National Review Online
Monday, October 13, 2025
Barbarism didn’t win.
For more than two years, Hamas clung to the people it had
taken hostage and brutalized as leverage over Israel in the war that the terror
group initiated on October 7, 2023 — men, women, and children, Israelis and
foreign nationals, Jews and non-Jews alike.
Through ephemeral deals and in daring raids, some were
liberated. Too many, though, were killed or languished in Gaza’s dungeons
during the war that followed. Throughout the conflict, the Israeli government
maintained that the war would end when the hostages were released. Today, the hostages who were not murdered in
Hamas’s captivity are home, and the war for their freedom is over.
Those in the West who raged at the sight of posters
featuring the captives’ faces didn’t want to believe it. They told themselves
that Israel invited the atrocities to which its civilians were subjected and
that its government sought to engineer a genocide of the Palestinian people.
They tore up and defaced the images that confronted them with the gravity of
their moral inversion. Their credulity and cowardice stand in stark relief
against the moral clarity that undergirded today’s triumph.
Israeli military and intelligence services displayed incredible
acumen throughout the war against the terrorist groups that surround Israel and
the rogue states that sponsor them. And President Trump and his deputies
contributed mightily to this civilizational achievement. Their
clear-sightedness and diplomatic creativity delivered a result that means Trump
certainly deserves the Nobel Peace Prize, whether he ever gets it or not.
Their elementary theory of the case — defeat Israel’s
enemies first and make peace with them second — eluded far too many over the
course of the war that Hamas started on 10/7. But it did not elude the
president. “When others were weak, you were strong,” Prime Minister Benjamin Netanyahu told Trump in a
historic and raucous speech before the Israeli Knesset. “When others were
fearful, you were bold. When others abandoned us, you stood by our side.”
Far too many can count themselves among the fearful,
weak, and vacillating. Governments in London, Paris, Madrid, Ottawa, Canberra,
and elsewhere lent credence to the lies promulgated by Israel’s pathological
opponents. They convinced themselves they could supplicate their way to a
resolution of the ancient enmities that sparked this conflict. As they applaud
a victory to which they did not contribute, perhaps they might feel a fleeting
sense of shame for their conduct? If the past is any guide, they will persist
in their errors beginning tomorrow.
It would be foolish to presume that Israel’s troubles are
behind it. Fanatics in the region and in the West will never accept the Jewish
state’s existence. And Israel fell short of some of its war aims. Hamas, while
defeated, was not destroyed. Phase 2 of the Gaza deal will, of course, be much
harder to implement. The terror group will presumably rebrand as it attempts to
rearm and mete out terrible violence against the Gazan people in the effort to
cling to power. Already, dozens are reported dead amid clashes between Hamas
and its rivals in Gaza City.
It and its terrorist allies in the region could one day
again threaten the Israeli people. The Islamic Republic of Iran, too, is
battered and bruised, but it persists. Tehran is ideologically wedded to its
existential war with Zionism. There will not be peace in the region until that
commitment and the regime dedicated to it are gone.

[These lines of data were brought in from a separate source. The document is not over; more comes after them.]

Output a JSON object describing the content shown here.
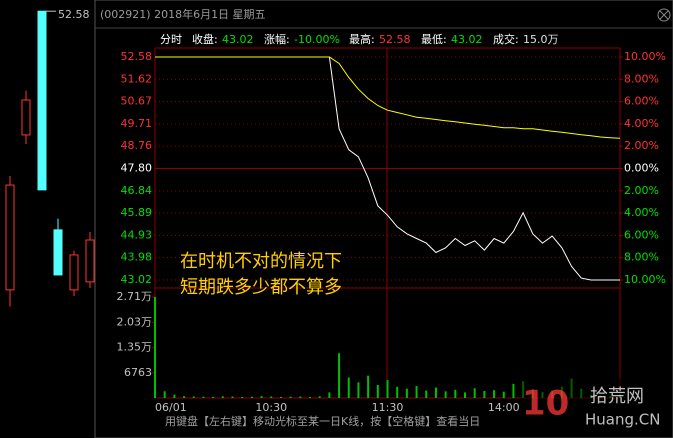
{
  "window": {
    "title": "(002921) 2018年6月1日 星期五"
  },
  "info": {
    "label": "分时",
    "fields": [
      {
        "label": "收盘:",
        "value": "43.02",
        "color": "#00e000"
      },
      {
        "label": "涨幅:",
        "value": "-10.00%",
        "color": "#00e000"
      },
      {
        "label": "最高:",
        "value": "52.58",
        "color": "#ff3232"
      },
      {
        "label": "最低:",
        "value": "43.02",
        "color": "#00e000"
      },
      {
        "label": "成交:",
        "value": "15.0万",
        "color": "#e0e0e0"
      }
    ]
  },
  "chart_data": [
    {
      "type": "line",
      "categories": [
        "06/01",
        null,
        null,
        null,
        null,
        null,
        null,
        null,
        null,
        null,
        null,
        null,
        "10:30",
        null,
        null,
        null,
        null,
        null,
        null,
        null,
        null,
        null,
        null,
        null,
        "11:30",
        null,
        null,
        null,
        null,
        null,
        null,
        null,
        null,
        null,
        null,
        null,
        "14:00",
        null,
        null,
        null,
        null,
        null,
        null,
        null,
        null,
        null,
        null,
        null,
        null
      ],
      "series": [
        {
          "color": "#ffffff",
          "values": [
            52.58,
            52.58,
            52.58,
            52.58,
            52.58,
            52.58,
            52.58,
            52.58,
            52.58,
            52.58,
            52.58,
            52.58,
            52.58,
            52.58,
            52.58,
            52.58,
            52.58,
            52.58,
            52.58,
            49.5,
            48.6,
            48.3,
            47.4,
            46.2,
            45.8,
            45.3,
            45.0,
            44.8,
            44.6,
            44.2,
            44.4,
            44.8,
            44.5,
            44.7,
            44.3,
            44.8,
            44.6,
            45.1,
            45.9,
            45.0,
            44.6,
            44.9,
            44.4,
            43.6,
            43.1,
            43.02,
            43.02,
            43.02,
            43.02
          ]
        },
        {
          "color": "#ffff00",
          "values": [
            52.58,
            52.58,
            52.58,
            52.58,
            52.58,
            52.58,
            52.58,
            52.58,
            52.58,
            52.58,
            52.58,
            52.58,
            52.58,
            52.58,
            52.58,
            52.58,
            52.58,
            52.58,
            52.58,
            52.3,
            51.7,
            51.2,
            50.8,
            50.5,
            50.3,
            50.2,
            50.1,
            50.0,
            49.95,
            49.9,
            49.85,
            49.8,
            49.75,
            49.7,
            49.65,
            49.6,
            49.55,
            49.55,
            49.5,
            49.5,
            49.45,
            49.4,
            49.35,
            49.3,
            49.25,
            49.2,
            49.15,
            49.12,
            49.1
          ]
        }
      ],
      "ylim": [
        43.02,
        52.58
      ],
      "yticks": [
        52.58,
        51.62,
        50.67,
        49.71,
        48.76,
        {
          "value": 47.8,
          "label": "47.80"
        },
        46.84,
        45.89,
        44.93,
        43.98,
        43.02
      ],
      "y2lim": [
        -10,
        10
      ],
      "y2ticks": [
        {
          "value": 10,
          "label": "10.00%"
        },
        {
          "value": 8,
          "label": "8.00%"
        },
        {
          "value": 6,
          "label": "6.00%"
        },
        {
          "value": 4,
          "label": "4.00%"
        },
        {
          "value": 2,
          "label": "2.00%"
        },
        {
          "value": 0,
          "label": "0.00%"
        },
        {
          "value": -2,
          "label": "2.00%"
        },
        {
          "value": -4,
          "label": "4.00%"
        },
        {
          "value": -6,
          "label": "6.00%"
        },
        {
          "value": -8,
          "label": "8.00%"
        },
        {
          "value": -10,
          "label": "10.00%"
        }
      ],
      "grid": true
    },
    {
      "type": "bar",
      "color": "#00c000",
      "values": [
        27100,
        1800,
        900,
        500,
        400,
        350,
        300,
        450,
        400,
        300,
        350,
        500,
        400,
        300,
        350,
        400,
        300,
        450,
        1500,
        12000,
        5500,
        4200,
        6000,
        3500,
        4800,
        3000,
        2500,
        3200,
        2000,
        2800,
        1800,
        2200,
        1500,
        2600,
        1900,
        2100,
        1700,
        3800,
        4500,
        2400,
        1600,
        2000,
        3000,
        5200,
        2500,
        800,
        600,
        500,
        900
      ],
      "ylim": [
        0,
        27100
      ],
      "yticks": [
        {
          "value": 27100,
          "label": "2.71万"
        },
        {
          "value": 20300,
          "label": "2.03万"
        },
        {
          "value": 13500,
          "label": "1.35万"
        },
        6763
      ]
    },
    {
      "type": "candlestick",
      "up_color": "#ff3232",
      "down_color": "#54ffff",
      "ylim": [
        38,
        53
      ],
      "candles": [
        {
          "open": 42.13,
          "high": 46.4,
          "low": 41.5,
          "close": 46.06
        },
        {
          "open": 47.94,
          "high": 49.6,
          "low": 47.6,
          "close": 49.25
        },
        {
          "open": 52.58,
          "high": 52.58,
          "low": 45.88,
          "close": 45.88
        },
        {
          "open": 44.38,
          "high": 44.8,
          "low": 42.69,
          "close": 42.69
        },
        {
          "open": 42.13,
          "high": 43.6,
          "low": 41.9,
          "close": 43.44
        },
        {
          "open": 42.43,
          "high": 44.3,
          "low": 42.2,
          "close": 44.0
        }
      ]
    }
  ],
  "overlay_text": [
    "在时机不对的情况下",
    "短期跌多少都不算多"
  ],
  "status_text": "用键盘【左右键】移动光标至某一日K线，按【空格键】查看当日",
  "watermark": {
    "number": "10",
    "name": "拾荒网",
    "domain": "Huang.CN"
  }
}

But there are vistas of hope, too. The process of
diplomatic normalization between Israel and its Muslim neighbors that Hamas
hoped to end is set to continue. Indeed, we now know that Israel’s Arab
counterparts deepened their security cooperation with Jerusalem even as
they criticized its defensive war. As Israel emerges from the longest war in
its history as the dominant military and intelligence power in the region, it’s
possible for that covert coordination to become overt, for military relations
to become commercial ties, and for, one hopes, a prosperous covenant to emerge.

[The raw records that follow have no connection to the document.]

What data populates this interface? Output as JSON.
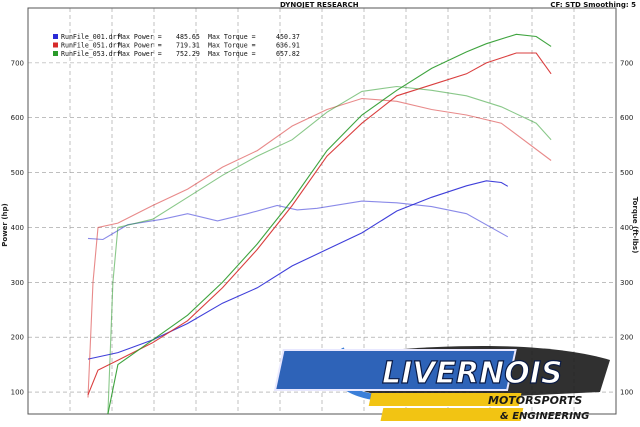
{
  "header": {
    "title": "DYNOJET RESEARCH",
    "right_text": "CF: STD  Smoothing: 5"
  },
  "logo": {
    "name": "LIVERNOIS",
    "line2": "MOTORSPORTS",
    "line3": "& ENGINEERING"
  },
  "chart_data": {
    "type": "line",
    "ylabel": "Power (hp)",
    "y2label": "Torque (ft-lbs)",
    "ylim": [
      60,
      800
    ],
    "y_ticks": [
      100,
      200,
      300,
      400,
      500,
      600,
      700
    ],
    "x_range": [
      0,
      1
    ],
    "grid": true,
    "legend_position": "top-left",
    "legend": [
      {
        "file": "RunFile_001.drf",
        "power_label": "Max Power =",
        "power": "485.65",
        "torque_label": "Max Torque =",
        "torque": "450.37",
        "color": "#2a2ad6"
      },
      {
        "file": "RunFile_051.drf",
        "power_label": "Max Power =",
        "power": "719.31",
        "torque_label": "Max Torque =",
        "torque": "636.91",
        "color": "#d62a2a"
      },
      {
        "file": "RunFile_053.drf",
        "power_label": "Max Power =",
        "power": "752.29",
        "torque_label": "Max Torque =",
        "torque": "657.82",
        "color": "#2a9a2a"
      }
    ],
    "series": [
      {
        "kind": "power",
        "run": "RunFile_001.drf",
        "color": "#2a2ad6",
        "x": [
          0.0,
          0.06,
          0.13,
          0.2,
          0.27,
          0.34,
          0.41,
          0.48,
          0.55,
          0.62,
          0.69,
          0.76,
          0.8,
          0.83,
          0.843
        ],
        "y": [
          160,
          172,
          195,
          225,
          262,
          290,
          330,
          360,
          390,
          430,
          455,
          476,
          485,
          482,
          475
        ]
      },
      {
        "kind": "torque",
        "run": "RunFile_001.drf",
        "color": "#2a2ad6",
        "x": [
          0.0,
          0.03,
          0.08,
          0.15,
          0.2,
          0.26,
          0.32,
          0.38,
          0.42,
          0.46,
          0.55,
          0.62,
          0.69,
          0.76,
          0.843
        ],
        "y": [
          380,
          378,
          405,
          415,
          425,
          412,
          425,
          440,
          432,
          435,
          448,
          445,
          438,
          425,
          383
        ]
      },
      {
        "kind": "power",
        "run": "RunFile_051.drf",
        "color": "#d62a2a",
        "x": [
          0.0,
          0.02,
          0.06,
          0.13,
          0.2,
          0.27,
          0.34,
          0.41,
          0.48,
          0.55,
          0.62,
          0.69,
          0.76,
          0.8,
          0.86,
          0.9,
          0.93
        ],
        "y": [
          95,
          140,
          158,
          190,
          230,
          290,
          360,
          440,
          530,
          590,
          640,
          660,
          680,
          700,
          718,
          718,
          680
        ]
      },
      {
        "kind": "torque",
        "run": "RunFile_051.drf",
        "color": "#d62a2a",
        "x": [
          0.0,
          0.01,
          0.02,
          0.06,
          0.13,
          0.2,
          0.27,
          0.34,
          0.41,
          0.48,
          0.55,
          0.62,
          0.69,
          0.76,
          0.83,
          0.93
        ],
        "y": [
          90,
          300,
          400,
          408,
          440,
          470,
          510,
          540,
          585,
          615,
          635,
          630,
          615,
          605,
          590,
          522
        ]
      },
      {
        "kind": "power",
        "run": "RunFile_053.drf",
        "color": "#2a9a2a",
        "x": [
          0.04,
          0.06,
          0.13,
          0.2,
          0.27,
          0.34,
          0.41,
          0.48,
          0.55,
          0.62,
          0.69,
          0.76,
          0.8,
          0.86,
          0.9,
          0.93
        ],
        "y": [
          60,
          150,
          195,
          240,
          300,
          370,
          450,
          540,
          605,
          650,
          690,
          720,
          735,
          752,
          748,
          730
        ]
      },
      {
        "kind": "torque",
        "run": "RunFile_053.drf",
        "color": "#2a9a2a",
        "x": [
          0.04,
          0.05,
          0.06,
          0.13,
          0.2,
          0.27,
          0.34,
          0.41,
          0.48,
          0.55,
          0.62,
          0.69,
          0.76,
          0.83,
          0.9,
          0.93
        ],
        "y": [
          60,
          300,
          400,
          415,
          455,
          495,
          530,
          560,
          610,
          648,
          657,
          650,
          640,
          620,
          590,
          560
        ]
      }
    ]
  }
}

None of that would be possible in the absence of Israel’s
military victory. The force that it brought to bear in this conflict — and
Trump’s strike on Iran — changed the facts on the ground in ways that
rudderless diplomatic processes never could. There is hope today for a brighter
future in the Middle East as a direct result of Jerusalem’s refusal to accept
the logic of terrorism and hostage-taking and Donald Trump’s unwavering support
for that endeavor. The civilized world owes them both a profound debt.